In der Tat kann es sein, dass Fehler eines Anwalts - etwa bei der Erhebung einer Verfassungsbeschwerde - dem Antragsteller "zugerechnet" werden. Das heisst, der Antragsteller wird rechtlich so behandelt, als hätte er den Fehler selbst begangen. Eine solche Regel erscheint Ihnen sicherlich angesichts Ihrer persönlichen Erfahrung sehr hart. Bitte bedenken Sie aber, dass Gerichtsverfahren stets auch das Ziel haben, Rechtssicherheit zu erreichen. Dazu gehört, dass nach Ablauf bestimmter Fristen eine gerichtliche Entscheidung rechtskräftig ist und nicht mehr angegriffen werden kann. Der Antragsteller ist in solchen Fällen auch nicht schutzlos. Denn grundsätzlich kann ein Anwalt verpflichtet sein, den Schaden, den er durch einen vorwerfbaren Fehler verursacht hat, zu ersetzen.
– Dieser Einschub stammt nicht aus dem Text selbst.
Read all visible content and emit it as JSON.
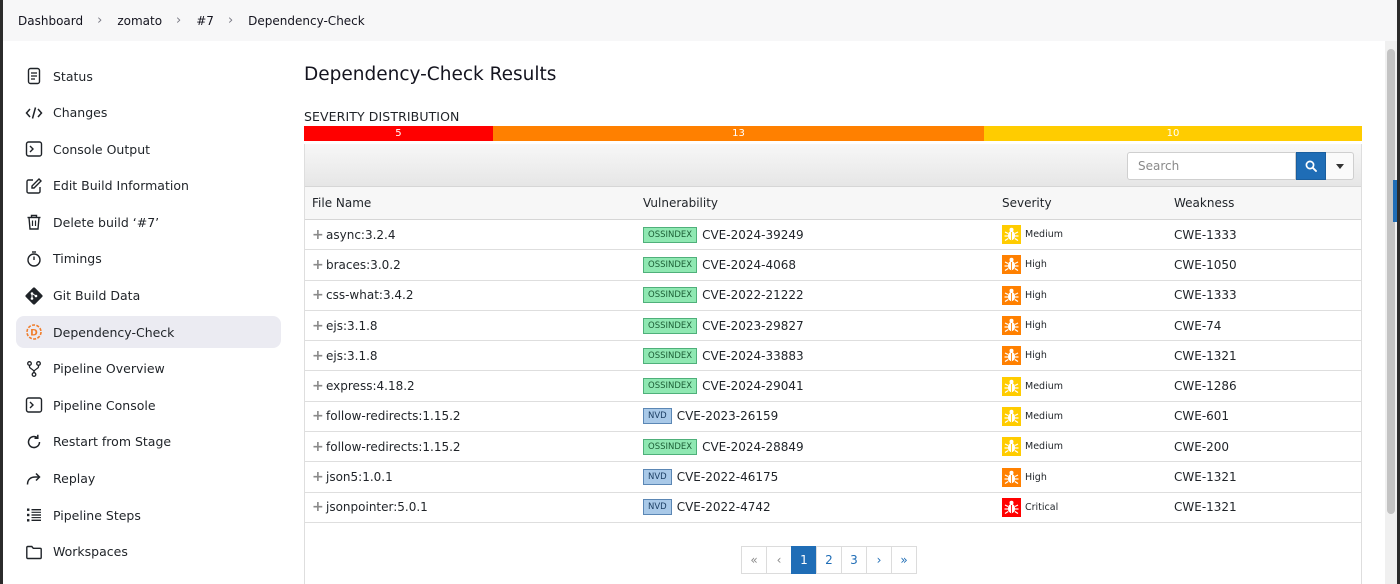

Ob in dem von Ihnen geschilderten Fall eine solche Regresspflicht des Anwalts besteht und ob noch weitere Rechtsbehelfe, insbesondere eine Indivdualbeschwerde vor dem Europäischen Gerichtshof für Menschenrechte, zur Verfügung stehen, kann ich schon deshalb nicht beurteilen, weil ich die genauen Umstände nicht kenne. Zudem sind solche Einzelfall-Beratungen den rechtsberatenden Berufen vorbehalten.

Ich kann Ihnen daher nur raten, sich an eine Rechtsanwältin oder einen Rechtsanwalt Ihres Vertrauens zu wenden und alles weitere zu besprechen.